AI is transforming almost every industry—making things that we’d never even thought possible seem almost commonplace. Whether you’re a marketer using AI to automate tedious tasks, a doctor using it to help diagnose diseases, or a teacher using machines to help evaluate a child’s reading, you’re probably putting machine learning to use in one way or another. Publishers are no exception.

At this point, publishers are used to the industry being disrupted. The internet threw everyone into a tizzy. Then came social media, the mobile web, apps, and now voice search. AI and machine learning have the potential to make publishers more efficient and more successful—and even solve some of the problems caused by past disruptions—but only if you have the resources to invest.

Machine learning can help publishers tag videos and images to make them easier to find and help translate content for international audiences. It can help you experiment with new formats and can even help publishers identify new subscription opportunities. Of course, you need to be able to devote the resources—both financially and in terms of manpower—to make the most of the opportunities available through machine learning.

Media organizations with deep pockets have always had an advantage over mom-and-pop shops, but as changes in technology become more and more rapid—and the need to keep up becomes more high stakes—the gap between the technology haves and have-nots is widening. And the further you fall behind, the harder it is to recover.

It’s an ugly little cycle. The bottom falls out from under the publishing business as everything moves online and display ad prices race for rock bottom, just as publishers need the funds to build a better website. Then mobile comes along and apps become a necessity, followed by a responsive website—or, better yet, a mobile-first website. Now, publishers have to keep up with the demands of consumers who are not only increasingly mobile, but who are going screenless—using their voices to search for content with Siri, Alexa, and Google Assistant. And, of course, the best monetization methods for voice content aren’t clear yet. Meanwhile, no matter which channel your audience prefers, the content needs to be personalized.

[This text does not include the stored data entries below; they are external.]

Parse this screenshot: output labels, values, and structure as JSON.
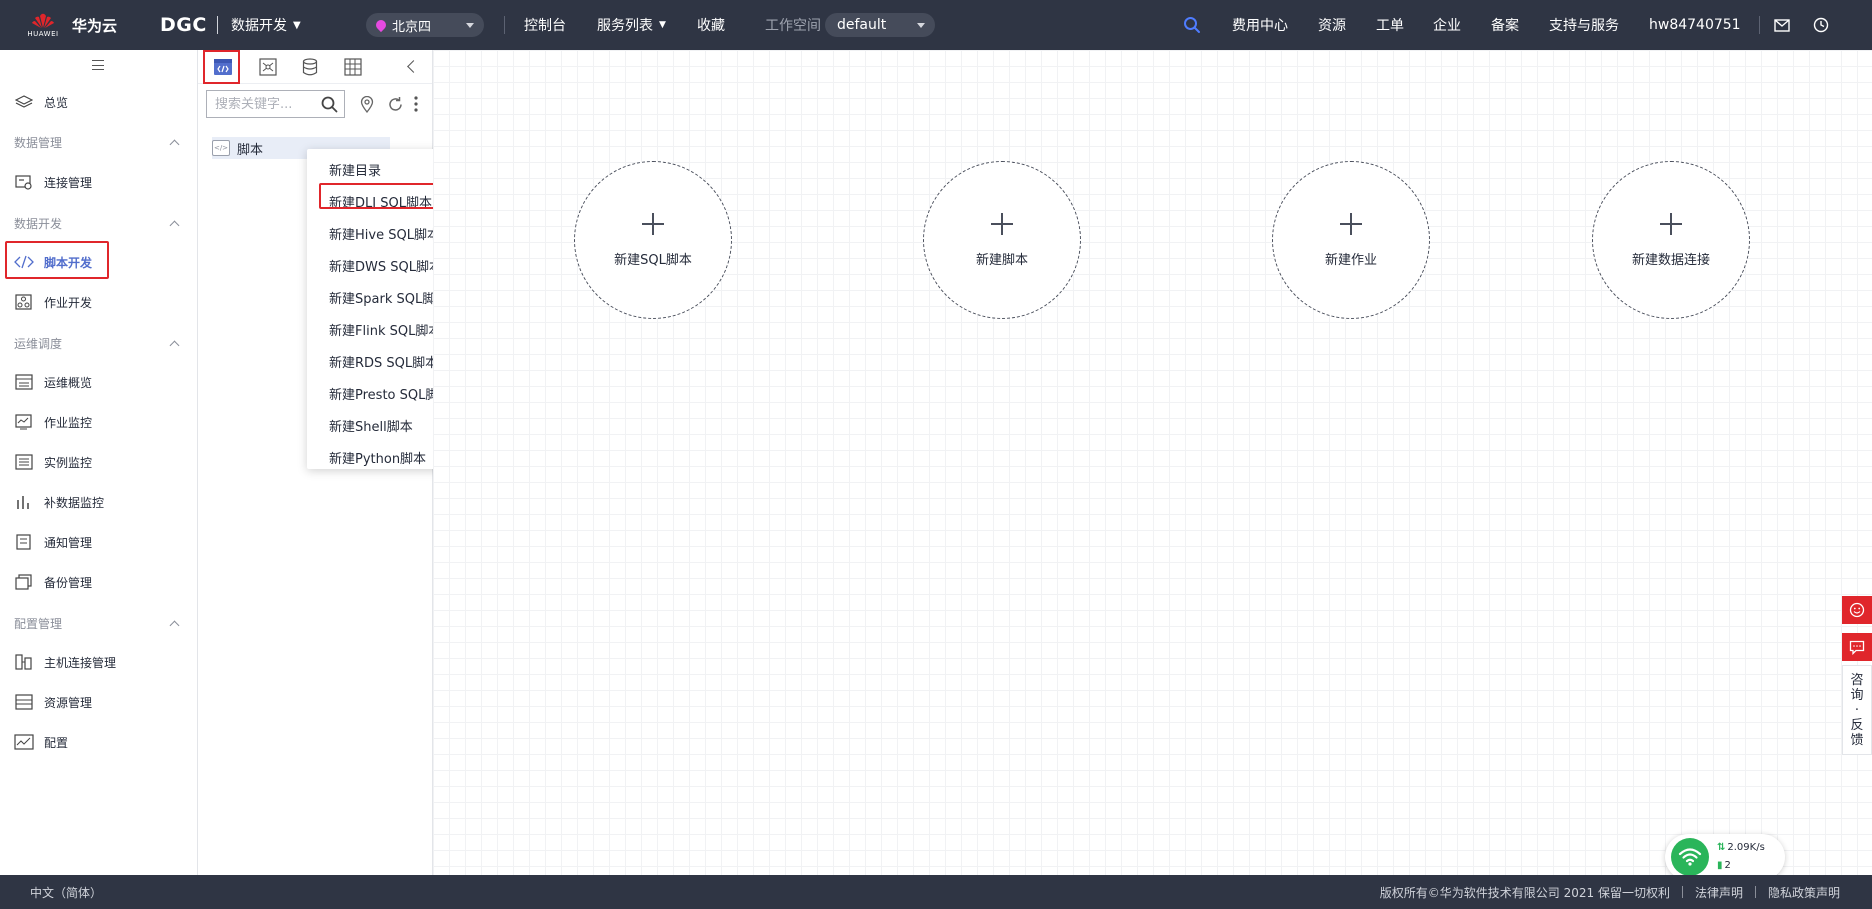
{
  "header": {
    "brand_en": "HUAWEI",
    "brand": "华为云",
    "product": "DGC",
    "module": "数据开发",
    "region": "北京四",
    "nav": [
      "控制台",
      "服务列表",
      "收藏"
    ],
    "workspace_label": "工作空间",
    "workspace_value": "default",
    "right_nav": [
      "费用中心",
      "资源",
      "工单",
      "企业",
      "备案",
      "支持与服务"
    ],
    "username": "hw84740751"
  },
  "sidebar": {
    "overview": "总览",
    "groups": [
      {
        "title": "数据管理",
        "items": [
          "连接管理"
        ]
      },
      {
        "title": "数据开发",
        "items": [
          "脚本开发",
          "作业开发"
        ]
      },
      {
        "title": "运维调度",
        "items": [
          "运维概览",
          "作业监控",
          "实例监控",
          "补数据监控",
          "通知管理",
          "备份管理"
        ]
      },
      {
        "title": "配置管理",
        "items": [
          "主机连接管理",
          "资源管理",
          "配置"
        ]
      }
    ],
    "active_item": "脚本开发"
  },
  "tree": {
    "search_placeholder": "搜索关键字...",
    "root_node": "脚本"
  },
  "context_menu": {
    "items": [
      "新建目录",
      "新建DLI SQL脚本",
      "新建Hive SQL脚本",
      "新建DWS SQL脚本",
      "新建Spark SQL脚本",
      "新建Flink SQL脚本",
      "新建RDS SQL脚本",
      "新建Presto SQL脚本",
      "新建Shell脚本",
      "新建Python脚本"
    ],
    "highlighted": "新建DLI SQL脚本"
  },
  "main": {
    "quick_actions": [
      "新建SQL脚本",
      "新建脚本",
      "新建作业",
      "新建数据连接"
    ]
  },
  "float": {
    "feedback_chars": [
      "咨",
      "询",
      "·",
      "反",
      "馈"
    ]
  },
  "network": {
    "speed": "2.09K/s",
    "count": "2"
  },
  "footer": {
    "language": "中文（简体）",
    "copyright": "版权所有©华为软件技术有限公司 2021 保留一切权利",
    "legal": "法律声明",
    "privacy": "隐私政策声明"
  },
  "colors": {
    "topbar": "#2f3544",
    "accent": "#526ecc",
    "highlight_box": "#e0262b",
    "region_pin": "#e64ae0",
    "network_ok": "#2ab55a"
  },
  "icons": {
    "search": "search-icon",
    "mail": "mail-icon",
    "clock": "clock-icon",
    "location": "location-icon",
    "refresh": "refresh-icon",
    "more": "more-icon"
  }
}
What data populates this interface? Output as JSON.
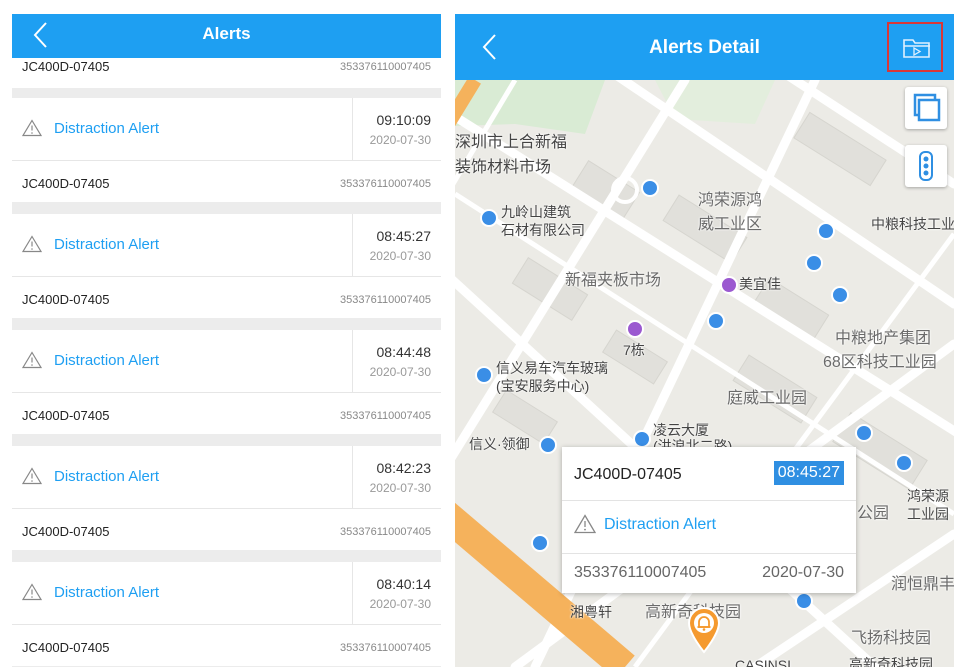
{
  "alerts_screen": {
    "title": "Alerts",
    "top_row": {
      "device": "JC400D-07405",
      "imei": "353376110007405"
    },
    "items": [
      {
        "type": "Distraction Alert",
        "time": "09:10:09",
        "date": "2020-07-30",
        "device": "JC400D-07405",
        "imei": "353376110007405"
      },
      {
        "type": "Distraction Alert",
        "time": "08:45:27",
        "date": "2020-07-30",
        "device": "JC400D-07405",
        "imei": "353376110007405"
      },
      {
        "type": "Distraction Alert",
        "time": "08:44:48",
        "date": "2020-07-30",
        "device": "JC400D-07405",
        "imei": "353376110007405"
      },
      {
        "type": "Distraction Alert",
        "time": "08:42:23",
        "date": "2020-07-30",
        "device": "JC400D-07405",
        "imei": "353376110007405"
      },
      {
        "type": "Distraction Alert",
        "time": "08:40:14",
        "date": "2020-07-30",
        "device": "JC400D-07405",
        "imei": "353376110007405"
      }
    ]
  },
  "detail_screen": {
    "title": "Alerts Detail",
    "info": {
      "device": "JC400D-07405",
      "time": "08:45:27",
      "type": "Distraction Alert",
      "imei": "353376110007405",
      "date": "2020-07-30"
    },
    "map_labels": {
      "l1": "深圳市上合新福",
      "l2": "装饰材料市场",
      "l3": "鸿荣源鸿",
      "l4": "威工业区",
      "l5": "九岭山建筑",
      "l6": "石材有限公司",
      "l7": "中粮科技工业",
      "l8": "新福夹板市场",
      "l9": "美宜佳",
      "l10": "中粮地产集团",
      "l11": "68区科技工业园",
      "l12": "7栋",
      "l13": "信义易车汽车玻璃",
      "l14": "(宝安服务中心)",
      "l15": "庭威工业园",
      "l16": "凌云大厦",
      "l17": "(洪浪北二路)",
      "l18": "信义·领御",
      "l19": "鸿荣源",
      "l20": "工业园",
      "l21": "公园",
      "l22": "润恒鼎丰",
      "l23": "湘粤轩",
      "l24": "高新奇科技园",
      "l25": "飞扬科技园",
      "l26": "高新奇科技园",
      "l27": "CASINSI"
    }
  },
  "colors": {
    "header_blue": "#1e9ff2",
    "alert_blue": "#1e9ff2",
    "highlight_red": "#d93636",
    "marker_orange": "#f59a2f",
    "road_orange": "#f5b25c"
  },
  "icons": {
    "back": "chevron-left-icon",
    "warning": "warning-triangle-icon",
    "folder": "folder-play-icon",
    "layers": "layers-icon",
    "traffic": "traffic-light-icon",
    "alert_marker": "bell-marker-icon"
  }
}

And while all the research indicates that consumers prefer personalized content and are even willing to pay for it, about 30% of online publishers still aren’t implementing it. According to a survey of 200 publishers by Digiday in February, seven out of 10 online publishers personalize the content they deliver to visitors. According to an article by Monojoy Bhattacharjee about the Digiday survey, of the publishers that haven’t yet implemented personalization, Digiday found most “have not done so primarily because of technical (68%) and monetary (58%) constraints.”

And the personalization puzzle just keeps getting more complicated. According to Bhattacharjee, “The New York Times, one of the early adopters, has implemented various personalization strategies, e.g., based on factors such as readers’ geographic location and what content they read. The Boston Globe has used personalization technology to tailor both editorial and marketing content. Hearst Newspapers has used Google’s natural language processing to personalize stories for readers.”

It’s no longer enough to provide one-to-many personalization. The power of AI now makes it possible to offer one-to-one personalization, and as consumers become more used to the level of personalization from Amazon and Facebook, they come to expect it from all the digital brands they interact with—including publishers. In other words, just because you’re providing personalization doesn’t mean you’re meeting your customers’ expectations.

Not coincidentally, AI can help deliver real-time, one-to-one personalization for every reader—but it will cost you. You can see how small publishers would struggle to keep up—and fall further and further behind with each advancement in technology and expectations. But if there was ever a time to get creative and marshal your resources, it’s now. AI isn’t going anywhere, and it has the potential to help save/make you money. You can’t afford to wait.